Fransız Sinemasından Muhakkak İzlenmesi Gereken 10 Film

Hollywood, küresel film endüstrilerinin tartışmasız kralı olabilir, ancak modern sinema tüm varlığını Fransızlara borçlu. 1895’te Auguste ve Louis Lumière kardeşler, sinematograf adlı bir sinema kamerası icat ettiler ve ilk uzun metrajlı filmlerini, o yılın Mart ayında özel bir izleyici grubu için gösterdikleri 46 saniyelik “La Sortie de l’Usine Lumière à Lyon’u” yaptılar.

O zamandan bu yana 126 yıl içinde, Fransız film endüstrisi dünyanın en saygınlarından biri haline geldi ve Nouvelle Vague (Fransız Yeni Dalgası) gibi etkili hareketlere yol açmasıyla itibar kazandı. Brigitte Bardot’dan Léa Seydoux’ya, Alain Delon’dan Omar Sy’a, Jean Renoir’dan Olivier Dahan’a kadar yetenekli nesiller Fransız sinemasına damga vurdu.

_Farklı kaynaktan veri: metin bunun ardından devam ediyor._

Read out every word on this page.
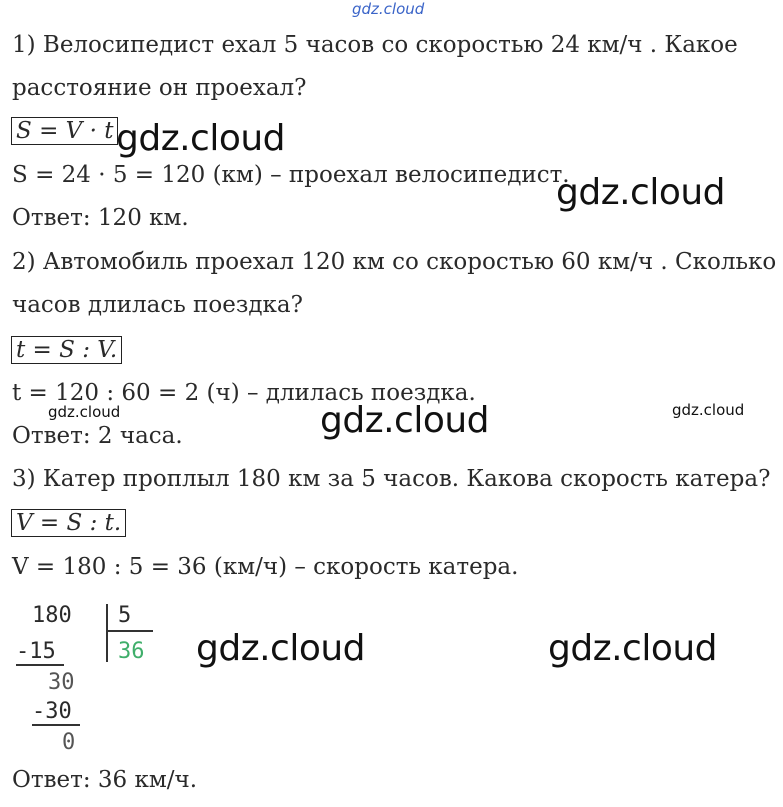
gdz.cloud
1) Велосипедист ехал 5 часов со скоростью 24 км/ч . Какое
расстояние он проехал?
S = V · t
S = 24 · 5 = 120 (км) – проехал велосипедист.
Ответ: 120 км.
2) Автомобиль проехал 120 км со скоростью 60 км/ч . Сколько
часов длилась поездка?
t = S : V.
t = 120 : 60 = 2 (ч) – длилась поездка.
Ответ: 2 часа.
3) Катер проплыл 180 км за 5 часов. Какова скорость катера?
V = S : t.
V = 180 : 5 = 36 (км/ч) – скорость катера.
180 5
36
-15
30
-30
0
Ответ: 36 км/ч.
gdz.cloud
gdz.cloud
gdz.cloud	gdz.cloud	gdz.cloud
gdz.cloud	gdz.cloud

Biz de Fransız sinemasından muhakkak izlenmesi gereken 10 filmi sizler için hazırladık.

La haıne (1995)

fransız

Fransa’nın sorunlu ırkçılık tarihi ve göçmen nüfuslarla devam eden dolu dolu ilişkisi ile bu filmde Paris’in düşük gelirli banliyölerinde yaşarken polisle mücadele eden ve çatışan üç arkadaş hakkında sert bir eleştiri yapılıyor. Vincent Cassel ve Mathieu Kassovitz gibi önemli aktörler filmde yer alıyor.

Jules ve Jım (1962)

François Truffaut’nun yönetmenliğini üstlendiği film Henri-Pierre Roché’nin aynı isimli romanından uyarlandı. Film 1. Dünya Savaşı öncesinde ve sonrasında iki yakın arkadaş olan Jules ve Jim etrafında aşk ve dostluk temaları ile şekilleniyor.

Amélıe (2001)

Bu tuhaf hikâyede Audrey Tautou, etrafındakilerin hayatlarını iyileştirmeye karar vererek kendi yalnızlığıyla savaşan utangaç bir garson olarak karşımıza çıkıyor. Amélie, sadece çekici ve tatlı bir film değil, aynı zamanda Paris’e ve özellikle Montmartre’ye gerçek bir aşk mektubu.

La Grande Illusıon (1937)

La Grande Illusion şimdiye kadar yapılmış en iyi filmlerden biri olarak kabul ediliyor. Jean Renoir’in 1937 tarihli başyapıtı, Büyük Savaş (1. Dünya Savaşı) sırasında Alman esir kampından kaçış planları yapan bir grup askeri konu alıyor. Orson Welles bu film ile ilgili olarak gelecek kuşaklar için sadece iki filmi kurtarabilseydi, bir tanesinin bu olacağını belirtmiş.

Parıs, Je T’aıme (2006)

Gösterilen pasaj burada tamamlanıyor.